Il tema della nazionalizzazione, o di un taglio netto definitivo, entrano ora di diritto nel dibattito sul destino dello storico polo siderurgico che, gestito da 8 diversi governi e dopo 13 anni di errori e strategie a singhiozzo, è sempre più vicino all'ultima colata.

Un dramma che si è ripalesato quando la un'ennesima svolta sembrava dietro l'angolo. Dopo il commissariamento dell'autunno 2023 e un lungo percorso di gara, il Mimit aveva finalmente iniziato la trattativa in esclusiva con il soggetto risultato vincente: gli azeri di Baku Steel. Nei primi giorni di maggio, però, un incidente all'Altoforno 1 e il colpevole ritardo della magistratura, hanno scompaginato le carte e compromesso la trattativa con Baku che al momento resta in campo, come confermato dal Mimit, ma ora tratta al ribasso.

Una situazione che potrebbe spingere il governo a prendere nuove strade, come appunto la nazionalizzazione. Dopo il vertice tra l'esecutivo e i sindacati andato in scena mercoledì scorso e sospeso per la conclamata distanza tra le parti, un nuovo round era stato fissato per la prossima settimana, salvo poi andare ulteriormente ai supplementari: sarà tra due settimane, il 9 giugno alle ore 18.

In particolare, il ministro delle Imprese Adolfo Urso guarda al confronto sottolineando «la necessità di capire» come, con un altoforno spento dopo l'incendio (secondo alcuni sospetto) all'acciaieria, «si possa gestire il problema occupazionale, perché metà produzione significa inevitabilmente metà occupazione».

Una condizione che i sindacati rifiutano tout court: «Nessun accordo, l'occupazione va salvaguardata tutta, perché ci sono le condizioni di investire e garantire le capacità produttive e questa è una cosa che deve fare il Governo. Non può essere che ricada sui lavoratori con la cassa integrazione o con decisioni di fatto di dismettere sostanzialmente delle attività», ha commentato Maurizio Landini.

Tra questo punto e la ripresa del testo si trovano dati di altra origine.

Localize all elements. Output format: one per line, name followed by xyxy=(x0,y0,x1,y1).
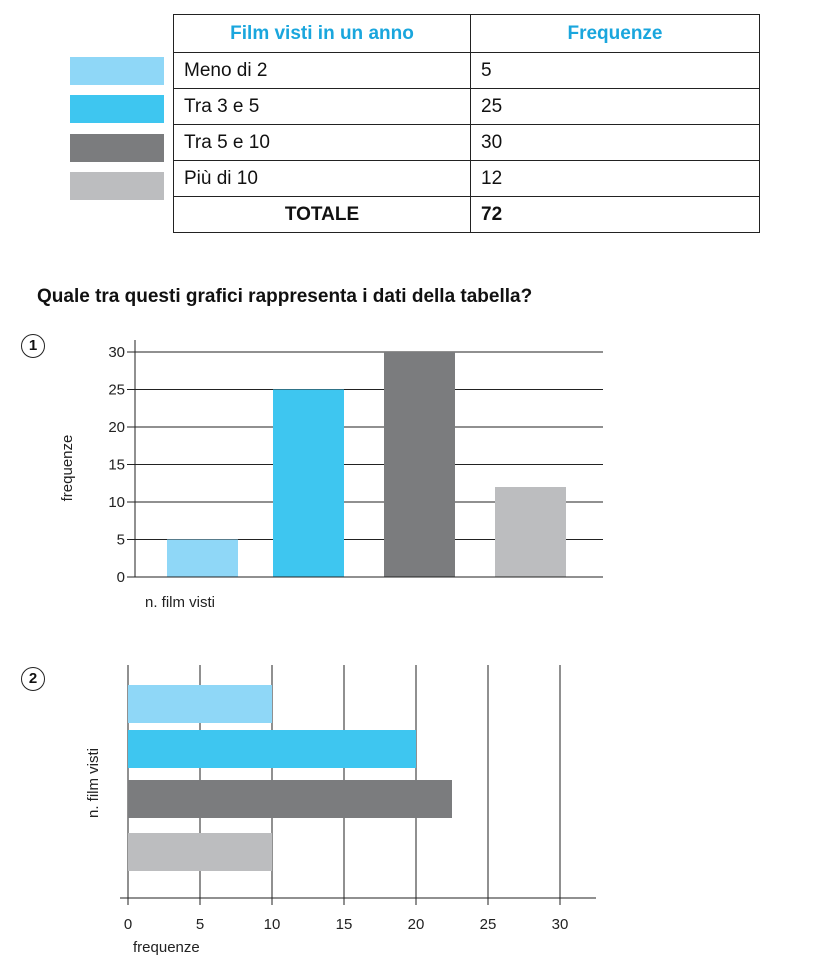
bar xyxy=(128,833,272,871)
row-label: Meno di 2 xyxy=(173,52,471,89)
bar xyxy=(128,780,452,818)
row-label: Più di 10 xyxy=(173,160,471,197)
frequency-table: Film visti in un anno Frequenze Meno di … xyxy=(173,14,760,233)
row-value: 5 xyxy=(470,52,760,89)
legend-swatch-piu-di-10 xyxy=(70,172,164,200)
row-value: 30 xyxy=(470,124,760,161)
x-tick-label: 20 xyxy=(408,916,425,933)
y-axis-label: frequenze xyxy=(59,435,76,502)
row-value: 25 xyxy=(470,88,760,125)
x-tick-label: 5 xyxy=(196,916,204,933)
row-label: Tra 3 e 5 xyxy=(173,88,471,125)
y-tick-label: 20 xyxy=(108,419,125,436)
row-label: Tra 5 e 10 xyxy=(173,124,471,161)
chart-1-number-badge: 1 xyxy=(21,334,45,358)
table-header-row: Film visti in un anno Frequenze xyxy=(173,14,760,53)
x-tick-label: 15 xyxy=(336,916,353,933)
legend-swatch-meno-di-2 xyxy=(70,57,164,85)
y-tick-label: 15 xyxy=(108,457,125,474)
chart-2-number-badge: 2 xyxy=(21,667,45,691)
table-row: Tra 5 e 10 30 xyxy=(173,124,760,161)
table-row: Meno di 2 5 xyxy=(173,52,760,89)
x-tick-label: 10 xyxy=(264,916,281,933)
bar xyxy=(273,389,344,577)
table-row: Più di 10 12 xyxy=(173,160,760,197)
chart-1-vertical-bar: 0 5 10 15 20 25 30 n. film visti frequenze xyxy=(59,340,603,611)
x-axis-label: frequenze xyxy=(133,939,200,956)
column-header-films: Film visti in un anno xyxy=(173,14,471,53)
chart-2-horizontal-bar: 0 5 10 15 20 25 30 frequenze n. film visti xyxy=(85,665,596,956)
legend-swatch-tra-3-e-5 xyxy=(70,95,164,123)
x-tick-label: 0 xyxy=(124,916,132,933)
y-axis-label: n. film visti xyxy=(85,748,102,818)
column-header-frequency: Frequenze xyxy=(470,14,760,53)
total-label: TOTALE xyxy=(173,196,471,233)
y-tick-label: 0 xyxy=(117,569,125,586)
y-tick-label: 10 xyxy=(108,494,125,511)
table-total-row: TOTALE 72 xyxy=(173,196,760,233)
x-tick-label: 30 xyxy=(552,916,569,933)
x-axis-label: n. film visti xyxy=(145,594,215,611)
legend-swatch-tra-5-e-10 xyxy=(70,134,164,162)
question-text: Quale tra questi grafici rappresenta i d… xyxy=(37,286,533,307)
y-tick-label: 25 xyxy=(108,382,125,399)
y-tick-label: 30 xyxy=(108,344,125,361)
y-tick-label: 5 xyxy=(117,532,125,549)
bar xyxy=(384,352,455,577)
total-value: 72 xyxy=(470,196,760,233)
row-value: 12 xyxy=(470,160,760,197)
bar xyxy=(167,539,238,577)
bar xyxy=(128,730,416,768)
bar xyxy=(495,487,566,577)
bar xyxy=(128,685,272,723)
table-row: Tra 3 e 5 25 xyxy=(173,88,760,125)
x-tick-label: 25 xyxy=(480,916,497,933)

I dipendenti in Cig, dunque, potrebbero tranquillamente salire a 5-6mila dagli attuali 4mila. Tutto dipenderà da cosa accadrà nelle prossime due settimane e da quale decisione prenderà il governo che potrebbe anche coinvolgere il sistema industriale italiano se non vuole battere la strada della chiusura tout court. Non a caso, sempre dal Festival di Trento, Emma Marcegaglia avverte: «Non possiamo perdere la produzione di acciaio in Italia». Il ministro Urso ha fatto un «appello a tutti», alla «piena responsabilità e collaborazione, dai sindacati agli enti locali. Ci vuole la massima responsabilità, anche perché - dice - il negoziato è in corso e se si danno segnali così negativi è chiaro che poi la strada diventa in salita». Con Baku Steel, a quanto si apprende, resta aperto un canale continuo di confronto, si va avanti nella trattativa per la cessione agli azeri anche se, inevitabilmente, i danni all'altoforno («come conseguenza della decisione della Procura», ribadisce Urso) rendono questa fase particolarmente delicata.

A dare la misura di quanto la situazione negli anni si sia incartata sono poi le cronache dal tribunale. È ripresa infatti venerdì nel Palazzo di Giustizia di Potenza l'udienza preliminare del processo Ambiente svenduto, sul presunto disastro ambientale prodotto tra il 1995 e il 2012 dall'ex Ilva di Taranto, durante la gestione della famiglia Riva. Al giudice per l'udienza preliminare, Francesco Valente, è stata richiesta l'estensione della chiamata di responsabile civile da alcune parti che non l'avevano già fatto nelle udienze precedenti: sono state ammesse come parti civili le sole che avevano avanzato la richiesta in fase di costituzione. I vari responsabili civili - tra cui la Società Riva e la Regione Puglia - si sono opposti e i loro avvocati hanno depositato memorie, eccependo la richiesta di chiamata in causa. Sulle domande delle parti civili e sulle opposizioni delle difese, il gup si è riservato di decidere rinviando alla prossima udienza fissata per il 13 giugno.

L'ennesima puntata di un processo infinito che è oggi chiaramente leggibile come

l'inizio di tutti i problemi che fanno dell'ex Ilva uno dei più grandi disastri della storia industriale del Paese: 50 miliardi di ricchezza bruciati, nessuna verità processuale e una produzione siderurgica ridotta quasi a zero.